I was looking around the web the other day for some information on compulsive liars and I found this. This is a wonderful forum and that is why I decided to write about my story and see what others may have for advice.
When I met my ex boyfriend he was truly a dream come true. Everything was perfect, the way we met, the feelings and how much we truly cared about one another. I never imagined that I would be where I am right now. I recently broke up with him when I suddenly got sick of the BS and lies. I know recognize he is a compulsive liar. He is pretty bad but from reading about some of the examples people had he didnt lie about everything. When I confronted him, he told me the reason why he lied was because he felt like he needed to meet an expectation of mine. It made me feel guilty, but then I looked at it and realized I never made him feel that way he felt that way on his own. I also have recently learned he has been like this his whole life. He has spent many many years in counseling but has not gone since we were together (2 years). When he was young his father wasnt around much after his mother passed away. His dad remarried and had his new wife fill the mother role but she alwasy favored his brother and treated him like dirt. From this detail of his early life, I think this has made an impact on who he is today.
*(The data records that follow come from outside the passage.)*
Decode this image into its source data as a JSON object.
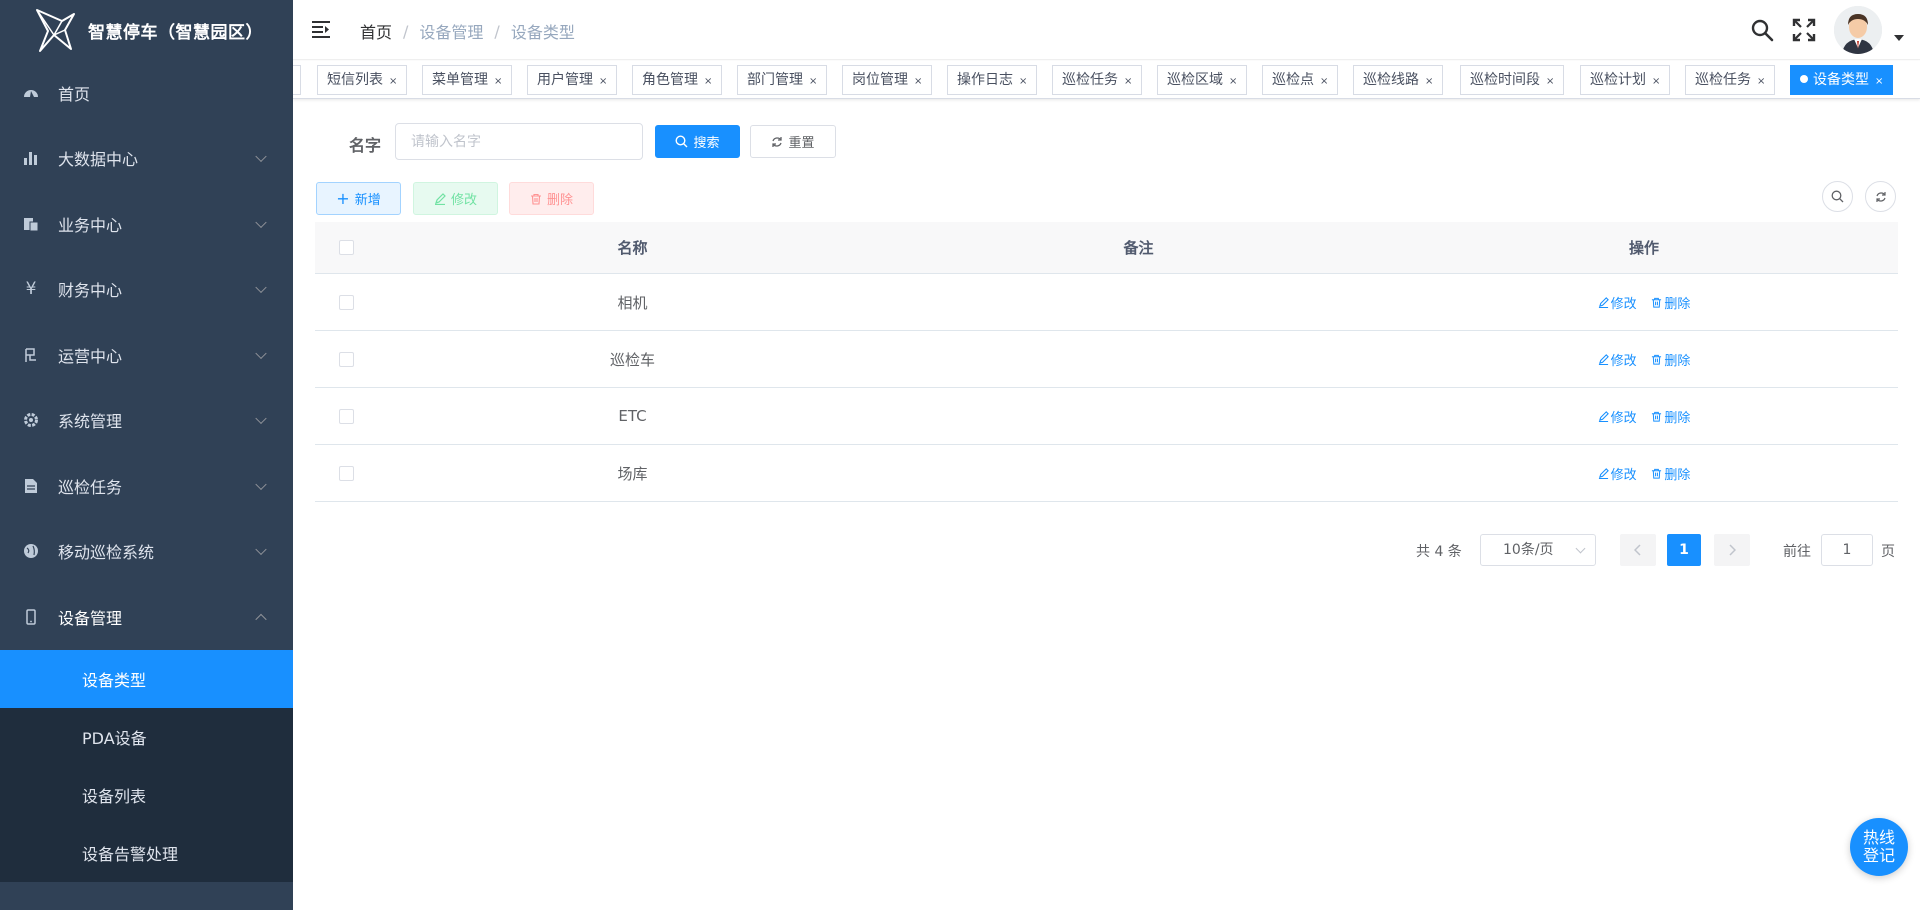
{
  "app": {
    "title": "智慧停车（智慧园区）"
  },
  "sidebar": {
    "items": [
      {
        "label": "首页",
        "icon": "dashboard-icon"
      },
      {
        "label": "大数据中心",
        "icon": "chart-icon"
      },
      {
        "label": "业务中心",
        "icon": "documents-icon"
      },
      {
        "label": "财务中心",
        "icon": "yuan-icon"
      },
      {
        "label": "运营中心",
        "icon": "flag-icon"
      },
      {
        "label": "系统管理",
        "icon": "gear-icon"
      },
      {
        "label": "巡检任务",
        "icon": "file-icon"
      },
      {
        "label": "移动巡检系统",
        "icon": "globe-icon"
      },
      {
        "label": "设备管理",
        "icon": "phone-icon"
      }
    ],
    "submenu": [
      {
        "label": "设备类型",
        "active": true
      },
      {
        "label": "PDA设备"
      },
      {
        "label": "设备列表"
      },
      {
        "label": "设备告警处理"
      }
    ]
  },
  "breadcrumb": {
    "home": "首页",
    "parent": "设备管理",
    "current": "设备类型"
  },
  "tags": [
    "短信列表",
    "菜单管理",
    "用户管理",
    "角色管理",
    "部门管理",
    "岗位管理",
    "操作日志",
    "巡检任务",
    "巡检区域",
    "巡检点",
    "巡检线路",
    "巡检时间段",
    "巡检计划",
    "巡检任务",
    "设备类型"
  ],
  "tags_close_glyph": "×",
  "search": {
    "label": "名字",
    "placeholder": "请输入名字",
    "search_button": "搜索",
    "reset_button": "重置"
  },
  "toolbar": {
    "add": "新增",
    "edit": "修改",
    "delete": "删除"
  },
  "table": {
    "columns": [
      "名称",
      "备注",
      "操作"
    ],
    "rows": [
      {
        "name": "相机",
        "remark": ""
      },
      {
        "name": "巡检车",
        "remark": ""
      },
      {
        "name": "ETC",
        "remark": ""
      },
      {
        "name": "场库",
        "remark": ""
      }
    ],
    "op_edit": "修改",
    "op_delete": "删除"
  },
  "pagination": {
    "total": "共 4 条",
    "page_size": "10条/页",
    "current_page": "1",
    "goto_label": "前往",
    "goto_value": "1",
    "page_suffix": "页"
  },
  "hotline": {
    "line1": "热线",
    "line2": "登记"
  },
  "colors": {
    "sidebar": "#304156",
    "primary": "#1890ff"
  }
}
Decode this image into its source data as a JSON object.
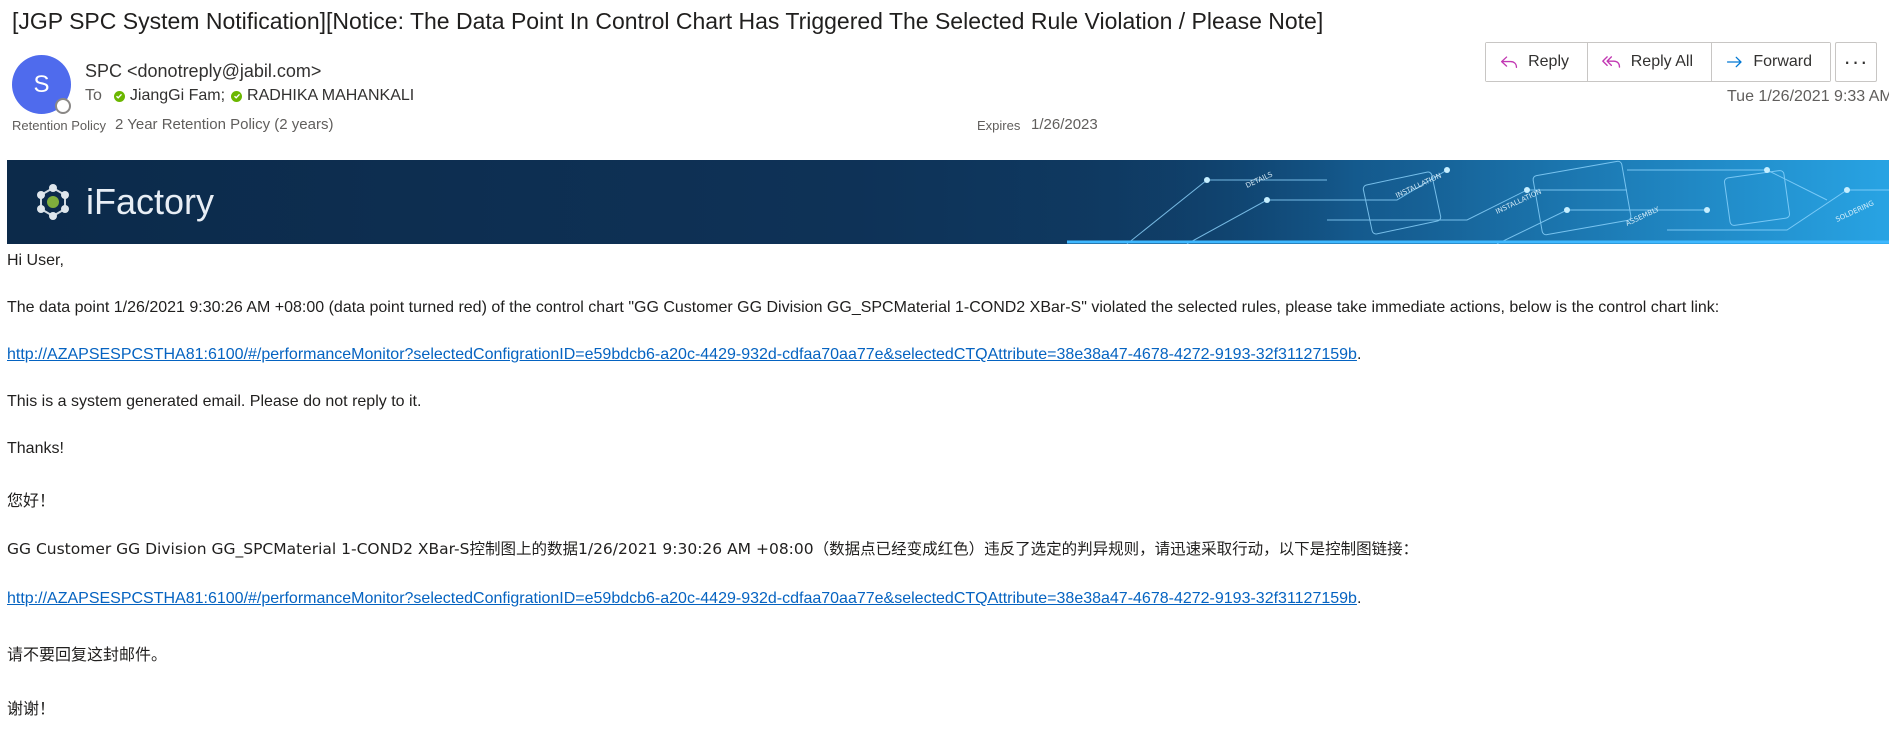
{
  "email": {
    "subject": "[JGP SPC System Notification][Notice: The Data Point In Control Chart Has Triggered The Selected Rule Violation / Please Note]",
    "sender_initial": "S",
    "sender": "SPC <donotreply@jabil.com>",
    "to_label": "To",
    "recipients": [
      "JiangGi Fam;",
      "RADHIKA MAHANKALI"
    ],
    "retention_label": "Retention Policy",
    "retention_value": "2 Year Retention Policy (2 years)",
    "expires_label": "Expires",
    "expires_value": "1/26/2023",
    "date": "Tue 1/26/2021 9:33 AM"
  },
  "actions": {
    "reply": "Reply",
    "reply_all": "Reply All",
    "forward": "Forward",
    "more": "···"
  },
  "banner": {
    "title": "iFactory",
    "art_labels": [
      "DETAILS",
      "INSTALLATION",
      "ASSEMBLY",
      "INSTALLATION",
      "SOLDERING"
    ]
  },
  "body": {
    "greeting_en": "Hi User,",
    "message_en": "The data point 1/26/2021 9:30:26 AM +08:00 (data point turned red) of the control chart \"GG Customer GG Division GG_SPCMaterial 1-COND2 XBar-S\" violated the selected rules, please take immediate actions, below is the control chart link:",
    "link_en": "http://AZAPSESPCSTHA81:6100/#/performanceMonitor?selectedConfigrationID=e59bdcb6-a20c-4429-932d-cdfaa70aa77e&selectedCTQAttribute=38e38a47-4678-4272-9193-32f31127159b",
    "link_suffix": ".",
    "no_reply_en": "This is a system generated email. Please do not reply to it.",
    "thanks_en": "Thanks!",
    "greeting_cn": "您好！",
    "message_cn": "GG Customer GG Division GG_SPCMaterial 1-COND2 XBar-S控制图上的数据1/26/2021 9:30:26 AM +08:00（数据点已经变成红色）违反了选定的判异规则，请迅速采取行动，以下是控制图链接：",
    "link_cn": "http://AZAPSESPCSTHA81:6100/#/performanceMonitor?selectedConfigrationID=e59bdcb6-a20c-4429-932d-cdfaa70aa77e&selectedCTQAttribute=38e38a47-4678-4272-9193-32f31127159b",
    "no_reply_cn": "请不要回复这封邮件。",
    "thanks_cn": "谢谢！"
  },
  "colors": {
    "avatar": "#4f6bed",
    "presence": "#6bb700",
    "link": "#0563c1",
    "banner_dark": "#0c2a4a",
    "action_icon": "#c239b3",
    "forward_icon": "#0078d4"
  },
  "icons": [
    "reply-icon",
    "reply-all-icon",
    "forward-icon",
    "more-icon",
    "presence-available-icon",
    "ifactory-logo-icon"
  ]
}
So here is when I realized he lied alot. THere was always BS going on which I thought hey hes a joker, cause I would call him on something and he would be like just kidding. In the beginning he told me when he turned a certain age he would receive an inheritance from his mother. THat is how he planned on straightening out his life he said, cause he struggles alot from job to job. Also he went to college, but said he couldnt afford to finish. Anyways, I recently found out, there is no inheritance, he lied to me all along and he didnt even tell me it wasnt true after we broke up, he kept mentioning the inheritance. I family member of his told me the truth and said there was nothing there and that he has had problems lying his entire life. This is where I am stumped on what to do. I love him so very much and I know deep down there is a wonderful person underneath the lies. I am supportive of him and he tells me he is going to get help, and I hope he does. My mom says he will never change. I think he will if he works at it. But quite frankly, I do not know the statistics and if someone life this can truly change? Im desperate for advice, my days and nights are miserable and long without him, but at the same time I cant be with him with the lies. The lies ruined my fairytale. I keep thinking how unfortunate he is to lose out on someone who truly loves him.